Go on, my friend, in this track; and be an example to the churchmen of our days, that the highest honours of the gown, which I easily foresee are destined to your abilities, are not incompatible with the strictest purity of life, and the most heroic sentiments of integrity and honour. Go, and adorn the dignities which are reserved for you; and remember only in the heights of prosperity to be what you are, to serve the world with vigour, yet so as to indulge with me
“the generous scorn
Of things, for which we were not born[56].”
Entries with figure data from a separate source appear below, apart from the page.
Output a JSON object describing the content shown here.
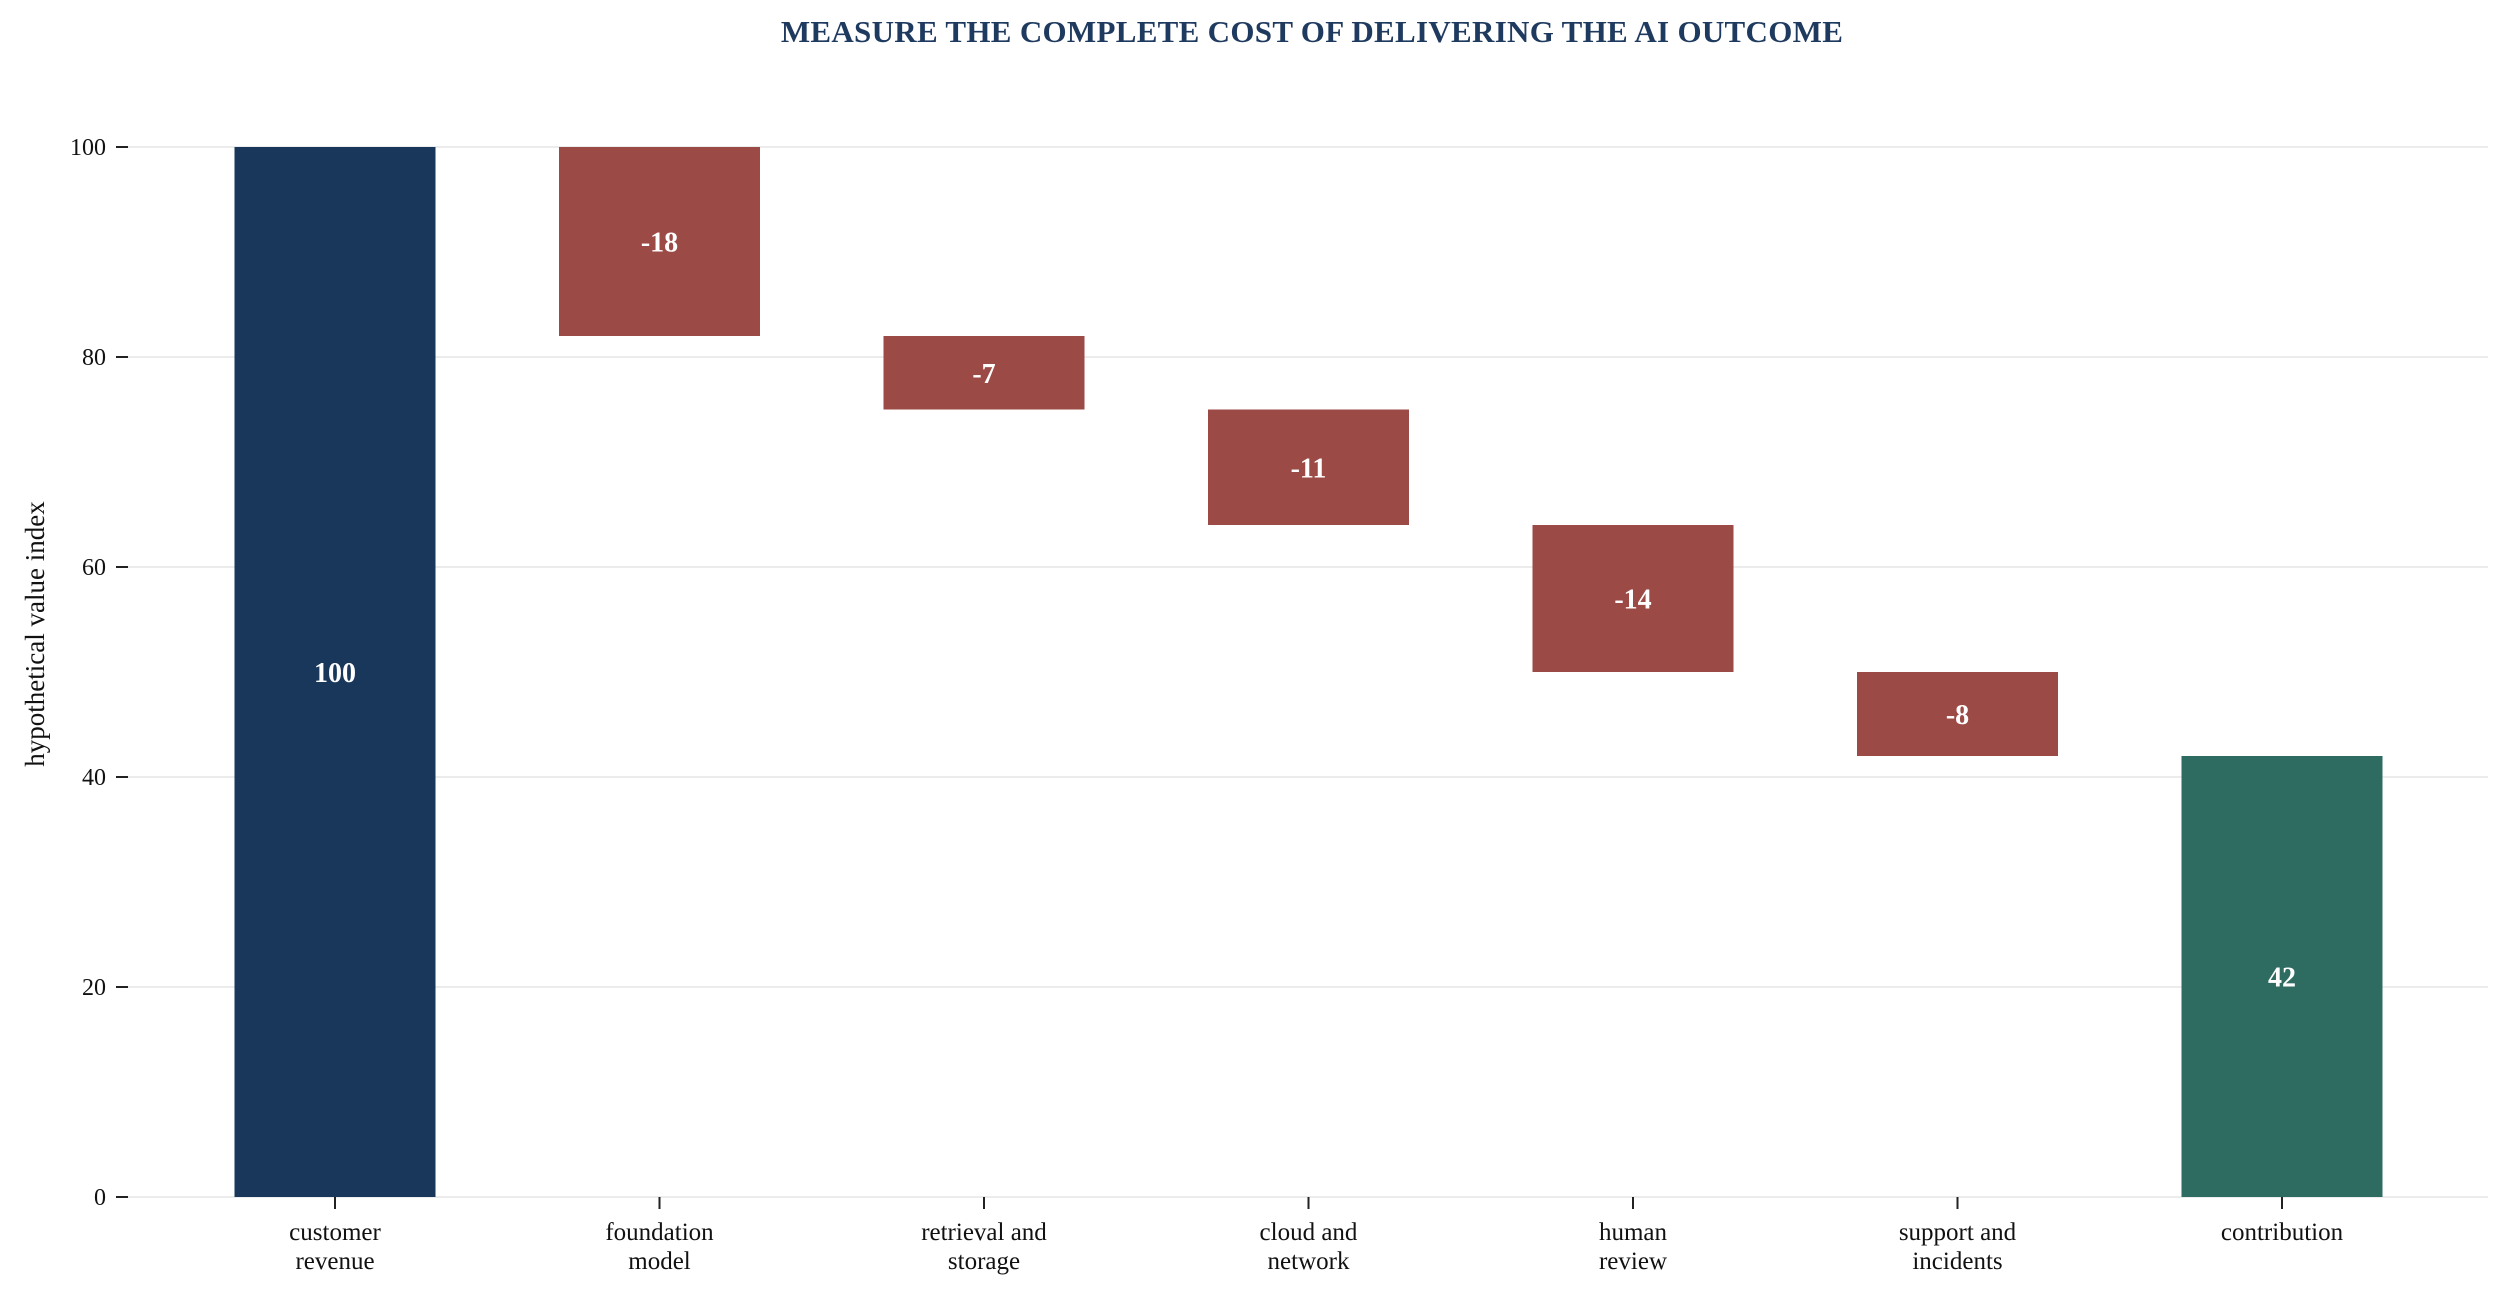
{
  "colors": {
    "start": "#19365b",
    "decrease": "#9c4a46",
    "total": "#2e6b60",
    "title": "#1f3a5f"
  },
  "chart_data": {
    "type": "bar",
    "subtype": "waterfall",
    "title": "MEASURE THE COMPLETE COST OF DELIVERING THE AI OUTCOME",
    "xlabel": "",
    "ylabel": "hypothetical value index",
    "ylim": [
      0,
      100
    ],
    "yticks": [
      0,
      20,
      40,
      60,
      80,
      100
    ],
    "grid": "horizontal",
    "categories": [
      [
        "customer",
        "revenue"
      ],
      [
        "foundation",
        "model"
      ],
      [
        "retrieval and",
        "storage"
      ],
      [
        "cloud and",
        "network"
      ],
      [
        "human",
        "review"
      ],
      [
        "support and",
        "incidents"
      ],
      [
        "contribution"
      ]
    ],
    "steps": [
      {
        "kind": "start",
        "value": 100,
        "label": "100"
      },
      {
        "kind": "decrease",
        "value": -18,
        "label": "-18"
      },
      {
        "kind": "decrease",
        "value": -7,
        "label": "-7"
      },
      {
        "kind": "decrease",
        "value": -11,
        "label": "-11"
      },
      {
        "kind": "decrease",
        "value": -14,
        "label": "-14"
      },
      {
        "kind": "decrease",
        "value": -8,
        "label": "-8"
      },
      {
        "kind": "total",
        "value": 42,
        "label": "42"
      }
    ]
  }
}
I began to be a little uneasy at his long sermon, when he broke it off with this couplet. The day by this time was pretty far advanced; and rising from his seat, he proposed to me to walk into his hermitage (so he called his house); where, he said, I should see how a philosopher lived as well as talked. I staid to dine, and spent a good part of the afternoon with him. We discoursed of various matters; but not a word more of what had occasioned this visit. Only he shewed me the complaining poem he had mentioned, and of which, for the pleasure so fine a composition will give you, I here send your lordship a copy. His spirits, he said, were enlivened by the face of an old friend; and indeed I never knew his conversation more easy and chearful[57]; which yet I could not perfectly enjoy for the regret the ill success of my negociation had given me.
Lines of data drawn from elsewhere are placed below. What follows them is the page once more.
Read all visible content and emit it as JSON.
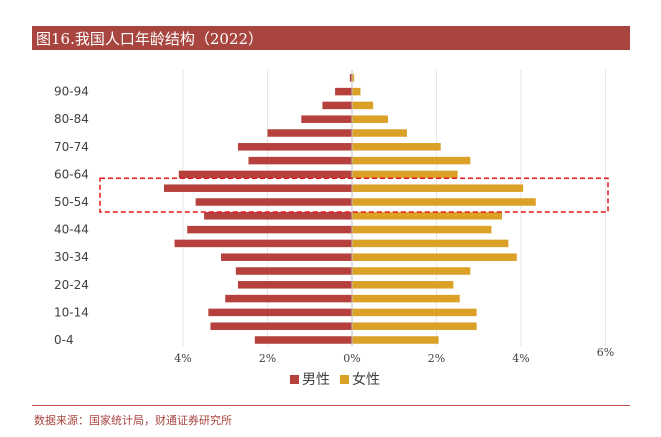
{
  "title": "图16.我国人口年龄结构（2022）",
  "source": "数据来源：国家统计局，财通证券研究所",
  "colors": {
    "male": "#b5403c",
    "female": "#dba026",
    "highlight": "#e31a1c",
    "title_bg": "#a8453f"
  },
  "chart_data": {
    "type": "bar",
    "orientation": "horizontal-population-pyramid",
    "categories": [
      "0-4",
      "5-9",
      "10-14",
      "15-19",
      "20-24",
      "25-29",
      "30-34",
      "35-39",
      "40-44",
      "45-49",
      "50-54",
      "55-59",
      "60-64",
      "65-69",
      "70-74",
      "75-79",
      "80-84",
      "85-89",
      "90-94",
      "95+"
    ],
    "tick_labels": [
      "0-4",
      "10-14",
      "20-24",
      "30-34",
      "40-44",
      "50-54",
      "60-64",
      "70-74",
      "80-84",
      "90-94"
    ],
    "series": [
      {
        "name": "男性",
        "side": "left",
        "values": [
          2.3,
          3.35,
          3.4,
          3.0,
          2.7,
          2.75,
          3.1,
          4.2,
          3.9,
          3.5,
          3.7,
          4.45,
          4.1,
          2.45,
          2.7,
          2.0,
          1.2,
          0.7,
          0.4,
          0.05
        ]
      },
      {
        "name": "女性",
        "side": "right",
        "values": [
          2.05,
          2.95,
          2.95,
          2.55,
          2.4,
          2.8,
          3.9,
          3.7,
          3.3,
          3.55,
          4.35,
          4.05,
          2.5,
          2.8,
          2.1,
          1.3,
          0.85,
          0.5,
          0.2,
          0.05
        ]
      }
    ],
    "x_ticks": [
      {
        "value": -4,
        "label": "4%"
      },
      {
        "value": -2,
        "label": "2%"
      },
      {
        "value": 0,
        "label": "0%"
      },
      {
        "value": 2,
        "label": "2%"
      },
      {
        "value": 4,
        "label": "4%"
      },
      {
        "value": 6,
        "label": "6%"
      }
    ],
    "xlim": [
      -6,
      6
    ],
    "highlighted_categories": [
      "50-54",
      "55-59"
    ],
    "legend_position": "bottom",
    "grid": true
  }
}
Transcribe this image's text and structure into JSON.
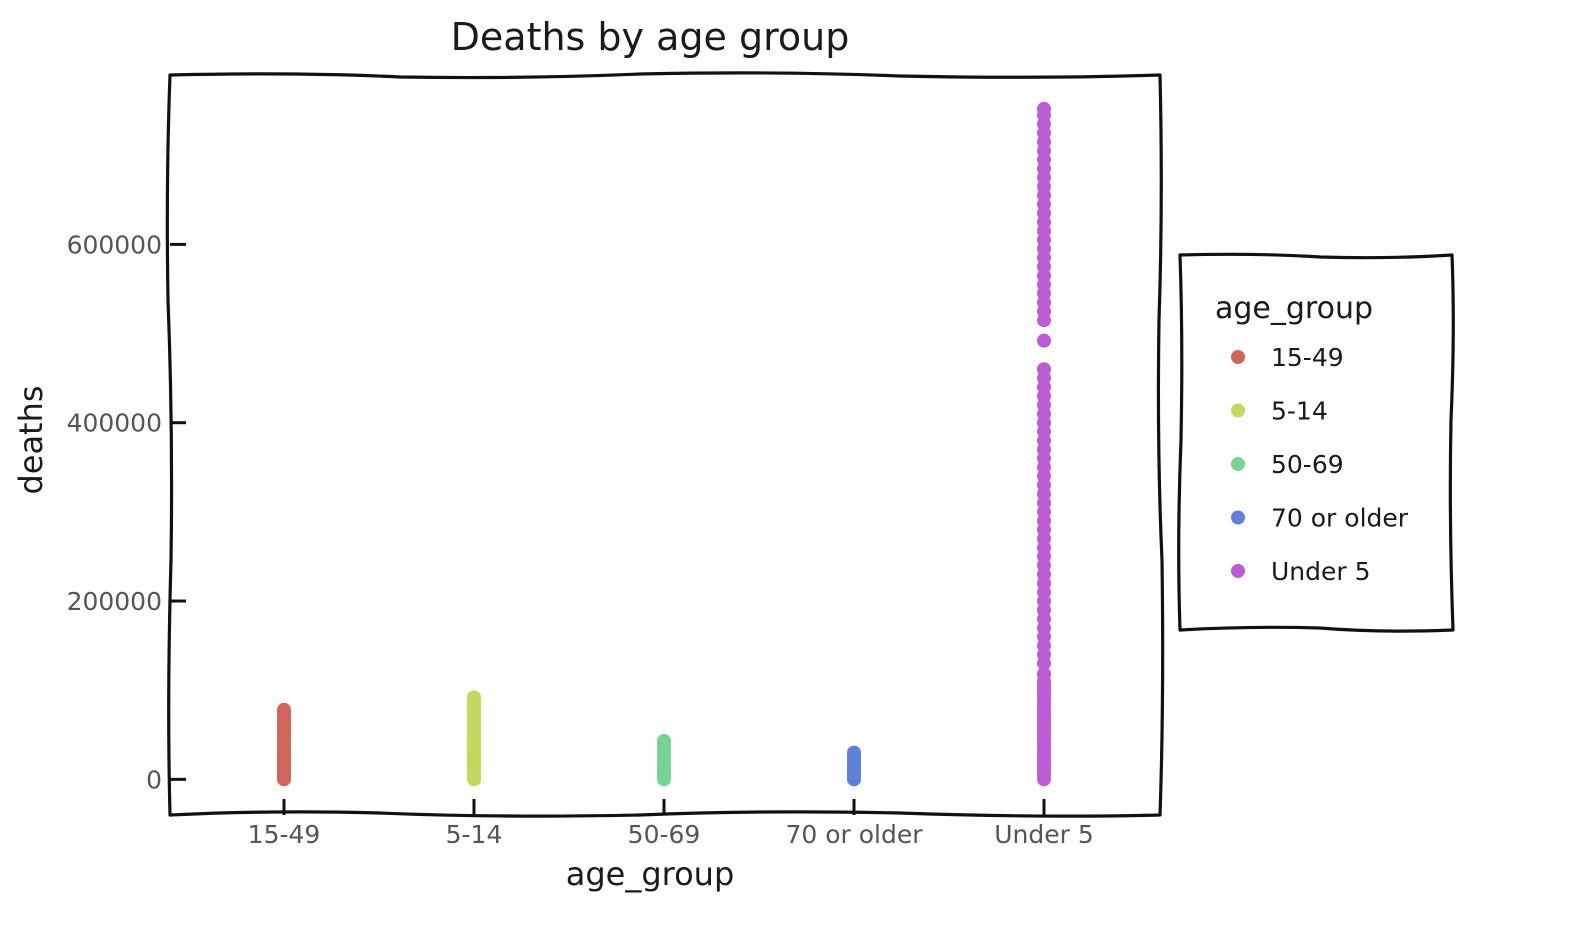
{
  "chart_data": {
    "type": "scatter",
    "title": "Deaths by age group",
    "xlabel": "age_group",
    "ylabel": "deaths",
    "categories": [
      "15-49",
      "5-14",
      "50-69",
      "70 or older",
      "Under 5"
    ],
    "y_ticks": [
      0,
      200000,
      400000,
      600000
    ],
    "ylim": [
      -40000,
      790000
    ],
    "grid": false,
    "legend": {
      "title": "age_group",
      "placement": "right"
    },
    "series": [
      {
        "name": "15-49",
        "color": "#d0665a",
        "values": [
          0,
          3000,
          6000,
          9000,
          12000,
          15000,
          18000,
          21000,
          24000,
          27000,
          30000,
          34000,
          38000,
          42000,
          46000,
          50000,
          54000,
          58000,
          62000,
          66000,
          70000,
          74000,
          78000
        ]
      },
      {
        "name": "5-14",
        "color": "#c2d95e",
        "values": [
          0,
          3000,
          6000,
          9000,
          12000,
          15000,
          18000,
          21000,
          24000,
          27000,
          30000,
          33000,
          36000,
          40000,
          44000,
          48000,
          52000,
          56000,
          60000,
          64000,
          68000,
          72000,
          76000,
          80000,
          84000,
          88000,
          92000
        ]
      },
      {
        "name": "50-69",
        "color": "#77d296",
        "values": [
          0,
          3000,
          6000,
          9000,
          12000,
          15000,
          18000,
          22000,
          26000,
          30000,
          34000,
          38000,
          43000
        ]
      },
      {
        "name": "70 or older",
        "color": "#5f80d9",
        "values": [
          0,
          3000,
          6000,
          9000,
          12000,
          15000,
          18000,
          21000,
          24000,
          27000,
          30000
        ]
      },
      {
        "name": "Under 5",
        "color": "#bd5ad6",
        "values": [
          0,
          5000,
          10000,
          15000,
          20000,
          25000,
          30000,
          35000,
          40000,
          45000,
          50000,
          55000,
          60000,
          65000,
          70000,
          75000,
          80000,
          85000,
          90000,
          95000,
          100000,
          105000,
          110000,
          118000,
          130000,
          140000,
          150000,
          160000,
          170000,
          180000,
          190000,
          200000,
          210000,
          220000,
          230000,
          240000,
          250000,
          260000,
          270000,
          280000,
          290000,
          300000,
          310000,
          320000,
          330000,
          340000,
          350000,
          360000,
          370000,
          380000,
          390000,
          400000,
          410000,
          420000,
          430000,
          440000,
          450000,
          460000,
          492000,
          515000,
          525000,
          535000,
          545000,
          555000,
          565000,
          575000,
          585000,
          595000,
          605000,
          615000,
          625000,
          635000,
          645000,
          655000,
          665000,
          675000,
          685000,
          695000,
          705000,
          715000,
          725000,
          735000,
          745000,
          752000
        ]
      }
    ]
  }
}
I returned to town in the evening, ruminating on what had passed, and resolving to send your lordship an exact account of our conversation. I particularly made a point of suppressing nothing which Mr. Cowley had to say for himself in this debate, however it may sometimes seem to make against me. The whole hath grown under my pen into a greater length than I expected. But your Lordship wished to know the bottom of our friend’s mind; and I thought you would see it more distinctly and clearly in this way, than in any other. I am, my lord, with the most profound respect,
Your Lordship’s most obedient
and faithful servant,
T. Sprat.
THE
COMPLAINT[58].
In a deep vision’s intellectual scene
Beneath a bower for sorrow made,
Th’ uncomfortable shade
Of the black yew’s unlucky green,
Mixt with the mourning willow’s careful gray,
Where reverend Cam cuts out his famous way,
The melancholy Cowley lay:
And lo! a Muse appear’d to’s closed sight,
(The Muses oft in lands of visions play)
Bodied, array’d, and seen by an internal light:
A golden harp with silver strings she bore,
A wonderous hieroglyphic robe she wore,
In which all colours, and all figures were,
That nature, or that fancy can create,
That art can never imitate;
And with loose pride it wanton’d in the air.
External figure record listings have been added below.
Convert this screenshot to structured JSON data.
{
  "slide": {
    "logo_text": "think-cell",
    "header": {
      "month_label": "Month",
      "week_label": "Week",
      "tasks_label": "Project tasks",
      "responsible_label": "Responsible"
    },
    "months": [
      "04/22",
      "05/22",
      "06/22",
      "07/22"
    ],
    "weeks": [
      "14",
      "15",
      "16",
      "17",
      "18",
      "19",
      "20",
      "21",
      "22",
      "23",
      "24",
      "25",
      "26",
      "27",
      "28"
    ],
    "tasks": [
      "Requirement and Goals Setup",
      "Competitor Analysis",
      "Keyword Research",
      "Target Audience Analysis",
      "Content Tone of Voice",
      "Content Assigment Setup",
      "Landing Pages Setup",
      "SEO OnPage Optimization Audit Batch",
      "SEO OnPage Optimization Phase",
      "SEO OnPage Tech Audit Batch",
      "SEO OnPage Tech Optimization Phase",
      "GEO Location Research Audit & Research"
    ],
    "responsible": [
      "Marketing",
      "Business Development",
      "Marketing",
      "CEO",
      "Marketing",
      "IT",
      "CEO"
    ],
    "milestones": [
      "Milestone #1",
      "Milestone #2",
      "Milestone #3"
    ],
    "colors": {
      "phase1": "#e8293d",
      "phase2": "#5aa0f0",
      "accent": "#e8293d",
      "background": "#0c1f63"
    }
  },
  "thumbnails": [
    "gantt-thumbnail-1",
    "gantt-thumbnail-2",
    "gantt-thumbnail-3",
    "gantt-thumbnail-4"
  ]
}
In such a dress, in such a well-cloath’d dream,
She us’d of old, near fair Ismenus’ stream,
Pindar her Theban favourite to meet;
A crown was on her head, and wings were on her feet.
II.
She touch’d him with her harp, and rais’d him from the ground;
The shaken strings melodiously resound.
Art thou return’d at last, said she,
To this forsaken place and me?
Thou prodigal, who didst so loosely waste
Of all thy youthful years, the good estate?
Art thou return’d here to repent too late;
And gather husks of learning up at last,
Now the rich harvest-time of life is past,
And Winter marches on so fast?
But when I meant t’adopt thee for my son,
And did as learn’d a portion thee assign,
As ever any of the mighty Nine
Had to her dearest children done;
When I resolv’d t’exalt thy anointed name,
Among the spiritual lords of peaceful fame[59];
Thou changeling, thou, bewitch’d with noise and show,
Would’st into courts and cities from me go;
Would’st see the world abroad, and have a share
In all the follies, and the tumults there.
Thou would’st, forsooth, be something in a state,
And business thou would’st find, and would’st create:
Business! the frivolous pretence
Of humane lusts to shake off innocence:
Business! the grave impertinence:
Business! the thing which I of all things hate:
Business! the contradiction of thy fate.